Durumdaki harikuladeliği sezen Evliya Çelebi, civardaki Çerkezlere sorup, “Vallahi yılda bir defa böyle karakoncolos gecesi olur, Çerkez oburları (cadıları) ile Abaza oburları göklere uçup ceng-i azim eder, vuruşurlar” cevabını alır. Sonrada dışarı çıkıp korkmadan seyr-i temaşa etmesi tavsiye edilir.

70-80 kişiyle birlikte dışarı çıkan Evliya Çelebi, büyük ağaçlar, küpler tekneler, hasırlar araba tekerleri, fırın söykeleri ve daha nice benzer eşyalara binmiş Abaza cadılarıyla, at ve sığır leşlerine, deve ölülerine binmiş, ellerinde yılanlar, at deve kelleleri olan Çerkez cadılarının savaşa tutuştuğunu hayerler içerisinde görür.

Tam 6 saat süren bu vuruşmada kulakları sağır eden bir gürültü ortalığı kaplar. havadan yere keçe, sırık, küp, Tekne, kapı gibi eşya parçalarıyla, araba tekerleri, en nihayet at, insan ve sair hayvan uzuvları yağmaktadır. 7 Abaza oburu ve 7 Çerkez oburuyla sarmaşıp yere düşerce, Çerkez cadıları hemen 2 Abaza cadıyı kanlarını emerek öldürür ve ölülerini ateşe atarlar. Horozların ötmesiyle biten savaşın ardından oburlar (Cadılar) da giderler.

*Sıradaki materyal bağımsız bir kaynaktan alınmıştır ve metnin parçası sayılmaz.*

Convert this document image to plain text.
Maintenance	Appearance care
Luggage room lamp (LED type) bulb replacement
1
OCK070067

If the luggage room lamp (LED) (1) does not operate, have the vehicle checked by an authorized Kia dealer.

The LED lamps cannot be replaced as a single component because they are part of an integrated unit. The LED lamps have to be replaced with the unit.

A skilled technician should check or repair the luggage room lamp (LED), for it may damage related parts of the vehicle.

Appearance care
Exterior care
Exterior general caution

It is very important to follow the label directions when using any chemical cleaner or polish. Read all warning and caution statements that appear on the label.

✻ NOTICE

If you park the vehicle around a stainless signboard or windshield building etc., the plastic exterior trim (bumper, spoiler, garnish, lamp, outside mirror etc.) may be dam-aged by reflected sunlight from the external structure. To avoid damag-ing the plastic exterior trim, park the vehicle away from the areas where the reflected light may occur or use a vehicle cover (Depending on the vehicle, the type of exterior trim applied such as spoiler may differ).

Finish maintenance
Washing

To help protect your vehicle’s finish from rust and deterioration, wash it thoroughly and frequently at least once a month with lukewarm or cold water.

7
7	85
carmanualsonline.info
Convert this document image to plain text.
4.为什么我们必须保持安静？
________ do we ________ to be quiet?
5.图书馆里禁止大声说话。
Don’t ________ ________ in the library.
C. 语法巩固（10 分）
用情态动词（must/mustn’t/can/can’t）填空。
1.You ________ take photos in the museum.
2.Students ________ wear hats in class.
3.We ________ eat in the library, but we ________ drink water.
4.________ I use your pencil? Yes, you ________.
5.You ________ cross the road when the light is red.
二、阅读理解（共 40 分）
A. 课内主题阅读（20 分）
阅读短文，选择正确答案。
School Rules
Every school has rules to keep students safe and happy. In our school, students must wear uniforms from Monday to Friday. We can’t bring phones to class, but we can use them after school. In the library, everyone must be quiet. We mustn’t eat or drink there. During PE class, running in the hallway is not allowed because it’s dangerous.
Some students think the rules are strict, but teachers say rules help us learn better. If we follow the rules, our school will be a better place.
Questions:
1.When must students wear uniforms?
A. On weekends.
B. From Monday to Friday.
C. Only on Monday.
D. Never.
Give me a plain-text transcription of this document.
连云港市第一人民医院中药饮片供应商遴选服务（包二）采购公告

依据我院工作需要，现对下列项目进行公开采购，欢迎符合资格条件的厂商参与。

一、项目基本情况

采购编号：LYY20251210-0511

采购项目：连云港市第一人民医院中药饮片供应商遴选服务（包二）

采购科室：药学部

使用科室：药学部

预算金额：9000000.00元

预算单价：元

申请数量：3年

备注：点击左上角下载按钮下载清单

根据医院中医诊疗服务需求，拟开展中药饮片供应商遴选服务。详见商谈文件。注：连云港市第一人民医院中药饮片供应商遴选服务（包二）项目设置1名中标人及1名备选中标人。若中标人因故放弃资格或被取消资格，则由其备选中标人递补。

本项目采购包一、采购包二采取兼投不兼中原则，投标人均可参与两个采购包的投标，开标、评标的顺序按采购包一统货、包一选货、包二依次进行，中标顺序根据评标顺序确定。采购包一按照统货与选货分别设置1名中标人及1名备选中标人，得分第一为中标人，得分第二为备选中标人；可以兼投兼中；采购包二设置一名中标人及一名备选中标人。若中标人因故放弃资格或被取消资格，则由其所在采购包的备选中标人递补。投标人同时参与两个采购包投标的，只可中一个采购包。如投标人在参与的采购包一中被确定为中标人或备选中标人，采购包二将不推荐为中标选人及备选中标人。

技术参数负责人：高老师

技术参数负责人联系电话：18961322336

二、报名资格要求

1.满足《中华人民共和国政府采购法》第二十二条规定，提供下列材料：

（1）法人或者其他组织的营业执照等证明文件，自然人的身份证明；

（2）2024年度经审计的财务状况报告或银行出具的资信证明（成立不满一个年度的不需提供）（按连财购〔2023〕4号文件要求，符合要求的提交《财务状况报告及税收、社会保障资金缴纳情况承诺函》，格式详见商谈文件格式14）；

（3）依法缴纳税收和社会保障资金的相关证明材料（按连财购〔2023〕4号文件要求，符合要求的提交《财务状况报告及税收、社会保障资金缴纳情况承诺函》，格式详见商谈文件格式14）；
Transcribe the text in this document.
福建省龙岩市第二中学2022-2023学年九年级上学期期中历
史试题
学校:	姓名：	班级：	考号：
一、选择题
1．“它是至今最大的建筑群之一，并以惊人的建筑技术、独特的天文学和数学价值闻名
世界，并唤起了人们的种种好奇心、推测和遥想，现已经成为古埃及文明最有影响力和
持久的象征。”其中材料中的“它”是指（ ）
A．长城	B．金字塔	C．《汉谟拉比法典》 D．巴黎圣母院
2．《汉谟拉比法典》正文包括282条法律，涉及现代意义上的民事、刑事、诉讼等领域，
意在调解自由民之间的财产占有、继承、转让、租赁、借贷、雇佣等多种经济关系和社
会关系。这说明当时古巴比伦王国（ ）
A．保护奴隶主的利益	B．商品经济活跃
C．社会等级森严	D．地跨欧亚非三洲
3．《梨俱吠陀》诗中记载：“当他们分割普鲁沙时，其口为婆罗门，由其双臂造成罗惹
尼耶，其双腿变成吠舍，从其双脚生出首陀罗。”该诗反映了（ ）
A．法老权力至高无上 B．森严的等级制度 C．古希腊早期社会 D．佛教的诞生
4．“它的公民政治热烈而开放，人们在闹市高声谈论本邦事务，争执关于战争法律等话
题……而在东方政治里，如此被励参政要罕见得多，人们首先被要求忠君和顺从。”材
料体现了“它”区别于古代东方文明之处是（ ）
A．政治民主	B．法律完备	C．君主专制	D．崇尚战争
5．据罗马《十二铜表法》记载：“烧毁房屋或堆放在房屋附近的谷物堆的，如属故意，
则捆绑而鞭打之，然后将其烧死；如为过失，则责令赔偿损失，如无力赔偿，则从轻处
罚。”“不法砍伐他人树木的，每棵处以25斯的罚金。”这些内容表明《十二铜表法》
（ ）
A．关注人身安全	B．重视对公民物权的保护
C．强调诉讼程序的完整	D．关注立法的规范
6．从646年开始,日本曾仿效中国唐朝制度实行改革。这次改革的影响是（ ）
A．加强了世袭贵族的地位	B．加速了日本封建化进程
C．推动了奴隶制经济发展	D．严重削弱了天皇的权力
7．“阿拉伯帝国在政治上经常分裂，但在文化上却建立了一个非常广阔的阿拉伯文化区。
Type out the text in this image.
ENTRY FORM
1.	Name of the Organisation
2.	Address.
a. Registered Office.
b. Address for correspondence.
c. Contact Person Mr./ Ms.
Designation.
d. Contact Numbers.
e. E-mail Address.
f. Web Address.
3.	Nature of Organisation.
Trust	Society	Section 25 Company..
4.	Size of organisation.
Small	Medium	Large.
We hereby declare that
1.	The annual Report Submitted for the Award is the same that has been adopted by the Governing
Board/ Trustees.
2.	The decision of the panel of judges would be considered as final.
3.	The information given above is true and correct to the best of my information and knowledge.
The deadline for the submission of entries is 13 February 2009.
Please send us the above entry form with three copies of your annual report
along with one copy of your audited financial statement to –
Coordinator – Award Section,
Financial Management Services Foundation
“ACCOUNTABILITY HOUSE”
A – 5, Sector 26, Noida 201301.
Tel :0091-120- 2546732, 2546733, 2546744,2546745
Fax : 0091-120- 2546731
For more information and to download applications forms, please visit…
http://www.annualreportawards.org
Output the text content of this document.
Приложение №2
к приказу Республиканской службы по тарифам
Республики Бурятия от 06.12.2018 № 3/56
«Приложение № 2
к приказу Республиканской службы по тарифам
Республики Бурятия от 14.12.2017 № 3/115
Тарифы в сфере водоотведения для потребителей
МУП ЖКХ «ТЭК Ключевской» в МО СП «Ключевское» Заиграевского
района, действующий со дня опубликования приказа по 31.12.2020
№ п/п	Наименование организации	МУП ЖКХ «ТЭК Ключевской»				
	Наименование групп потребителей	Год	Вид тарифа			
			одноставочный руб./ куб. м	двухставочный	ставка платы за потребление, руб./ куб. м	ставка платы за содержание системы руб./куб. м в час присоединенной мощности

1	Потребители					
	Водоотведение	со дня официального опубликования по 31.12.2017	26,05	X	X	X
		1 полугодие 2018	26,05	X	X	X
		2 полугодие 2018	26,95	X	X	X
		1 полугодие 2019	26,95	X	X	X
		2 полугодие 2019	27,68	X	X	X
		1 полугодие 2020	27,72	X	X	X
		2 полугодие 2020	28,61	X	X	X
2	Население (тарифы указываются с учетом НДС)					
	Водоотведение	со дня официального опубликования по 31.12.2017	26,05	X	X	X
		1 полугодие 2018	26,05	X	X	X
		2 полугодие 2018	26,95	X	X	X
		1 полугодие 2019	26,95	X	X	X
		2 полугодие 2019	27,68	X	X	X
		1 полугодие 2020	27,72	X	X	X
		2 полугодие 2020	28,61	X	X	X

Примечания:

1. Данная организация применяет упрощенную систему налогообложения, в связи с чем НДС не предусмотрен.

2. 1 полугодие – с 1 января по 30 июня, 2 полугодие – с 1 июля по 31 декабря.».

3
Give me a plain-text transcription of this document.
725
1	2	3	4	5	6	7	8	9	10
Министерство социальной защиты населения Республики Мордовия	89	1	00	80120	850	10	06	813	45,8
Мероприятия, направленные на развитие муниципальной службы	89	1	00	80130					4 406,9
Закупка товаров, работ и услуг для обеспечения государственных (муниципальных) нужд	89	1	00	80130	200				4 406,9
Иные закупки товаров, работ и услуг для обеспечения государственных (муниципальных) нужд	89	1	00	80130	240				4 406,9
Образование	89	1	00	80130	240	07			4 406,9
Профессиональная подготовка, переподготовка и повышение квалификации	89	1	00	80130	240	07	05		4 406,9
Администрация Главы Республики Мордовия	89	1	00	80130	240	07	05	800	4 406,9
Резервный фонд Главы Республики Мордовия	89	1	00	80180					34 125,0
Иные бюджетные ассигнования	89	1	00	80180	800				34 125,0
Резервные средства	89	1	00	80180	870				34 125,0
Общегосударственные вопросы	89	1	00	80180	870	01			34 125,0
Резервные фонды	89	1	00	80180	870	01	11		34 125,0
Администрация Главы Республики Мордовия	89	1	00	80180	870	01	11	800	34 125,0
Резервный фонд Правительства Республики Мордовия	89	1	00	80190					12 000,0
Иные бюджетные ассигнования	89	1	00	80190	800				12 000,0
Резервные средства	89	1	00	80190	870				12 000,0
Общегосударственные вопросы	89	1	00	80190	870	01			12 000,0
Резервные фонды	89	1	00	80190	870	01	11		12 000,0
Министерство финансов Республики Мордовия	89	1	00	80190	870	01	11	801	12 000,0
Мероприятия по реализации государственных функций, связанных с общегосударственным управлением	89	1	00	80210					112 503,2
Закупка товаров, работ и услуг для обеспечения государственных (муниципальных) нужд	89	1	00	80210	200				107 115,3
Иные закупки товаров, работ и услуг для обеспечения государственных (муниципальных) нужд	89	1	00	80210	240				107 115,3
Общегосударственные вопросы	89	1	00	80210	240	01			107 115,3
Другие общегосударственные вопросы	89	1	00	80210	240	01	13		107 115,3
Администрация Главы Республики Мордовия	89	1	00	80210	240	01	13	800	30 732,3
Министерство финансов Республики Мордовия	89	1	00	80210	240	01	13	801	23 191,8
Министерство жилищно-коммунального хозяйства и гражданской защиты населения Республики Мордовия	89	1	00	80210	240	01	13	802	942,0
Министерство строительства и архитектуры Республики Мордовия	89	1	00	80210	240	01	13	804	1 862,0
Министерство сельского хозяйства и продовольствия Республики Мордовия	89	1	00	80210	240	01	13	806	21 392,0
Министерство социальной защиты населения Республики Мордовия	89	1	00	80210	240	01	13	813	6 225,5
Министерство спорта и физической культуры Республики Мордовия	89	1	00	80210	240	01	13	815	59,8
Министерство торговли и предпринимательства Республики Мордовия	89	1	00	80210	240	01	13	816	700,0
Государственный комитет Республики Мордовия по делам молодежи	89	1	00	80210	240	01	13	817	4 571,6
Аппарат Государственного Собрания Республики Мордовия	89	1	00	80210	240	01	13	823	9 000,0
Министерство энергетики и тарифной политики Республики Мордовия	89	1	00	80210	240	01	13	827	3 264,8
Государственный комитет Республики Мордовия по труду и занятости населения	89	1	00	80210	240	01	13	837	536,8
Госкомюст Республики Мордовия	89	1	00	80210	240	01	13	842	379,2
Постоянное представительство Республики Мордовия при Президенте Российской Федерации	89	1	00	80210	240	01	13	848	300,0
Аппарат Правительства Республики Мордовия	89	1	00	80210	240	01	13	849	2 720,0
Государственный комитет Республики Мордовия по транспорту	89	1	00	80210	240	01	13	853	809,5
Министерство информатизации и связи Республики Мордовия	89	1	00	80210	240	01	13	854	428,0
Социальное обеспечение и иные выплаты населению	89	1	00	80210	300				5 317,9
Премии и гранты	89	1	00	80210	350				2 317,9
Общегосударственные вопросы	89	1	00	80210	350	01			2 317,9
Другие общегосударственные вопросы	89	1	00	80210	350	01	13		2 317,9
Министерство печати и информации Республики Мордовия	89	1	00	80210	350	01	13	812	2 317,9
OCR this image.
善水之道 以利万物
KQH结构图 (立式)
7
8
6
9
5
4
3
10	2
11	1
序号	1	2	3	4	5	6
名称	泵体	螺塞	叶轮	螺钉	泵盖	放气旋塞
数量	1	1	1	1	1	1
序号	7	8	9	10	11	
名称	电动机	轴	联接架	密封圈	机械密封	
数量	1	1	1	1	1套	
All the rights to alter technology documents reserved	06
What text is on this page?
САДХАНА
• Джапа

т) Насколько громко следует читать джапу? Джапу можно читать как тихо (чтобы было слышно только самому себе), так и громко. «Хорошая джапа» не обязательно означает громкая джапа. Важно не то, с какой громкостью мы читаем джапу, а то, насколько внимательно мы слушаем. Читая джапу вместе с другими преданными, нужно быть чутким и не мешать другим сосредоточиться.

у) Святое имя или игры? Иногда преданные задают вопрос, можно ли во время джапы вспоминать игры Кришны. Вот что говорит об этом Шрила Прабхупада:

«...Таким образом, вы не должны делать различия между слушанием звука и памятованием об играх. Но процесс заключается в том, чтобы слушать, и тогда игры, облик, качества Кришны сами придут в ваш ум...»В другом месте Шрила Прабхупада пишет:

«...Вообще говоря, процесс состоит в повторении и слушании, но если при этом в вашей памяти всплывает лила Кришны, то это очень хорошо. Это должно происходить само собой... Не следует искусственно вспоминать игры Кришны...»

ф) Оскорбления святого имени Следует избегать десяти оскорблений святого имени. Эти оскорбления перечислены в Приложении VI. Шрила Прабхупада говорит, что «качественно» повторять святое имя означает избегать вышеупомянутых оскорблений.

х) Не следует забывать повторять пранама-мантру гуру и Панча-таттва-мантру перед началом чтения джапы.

Evliya Çelebi, böyle hikâyelere dair gayet “münkir” olduğunu fakat kendisiyle birlikte bilcümle zevatında bunu görüp hayretler içinde kaldıklarını belirterek, ahalinin de 40 – 50 yıldan beridir bu denli şedid bir “karakoncolos gecesi” görülmediklerini söyler.

Evliya Çelebi, anlatılanlara göre bu diyarda karakancolos gecelerinde ortaya çıkan ve insan kanı içen cadılar olduğunu da yazar. Halkın Evliya Çelebi’ye anlattığına göre, bazı gecelerde cadılar, musallat oldukları kişinin kanını içip hasta etmektedirler.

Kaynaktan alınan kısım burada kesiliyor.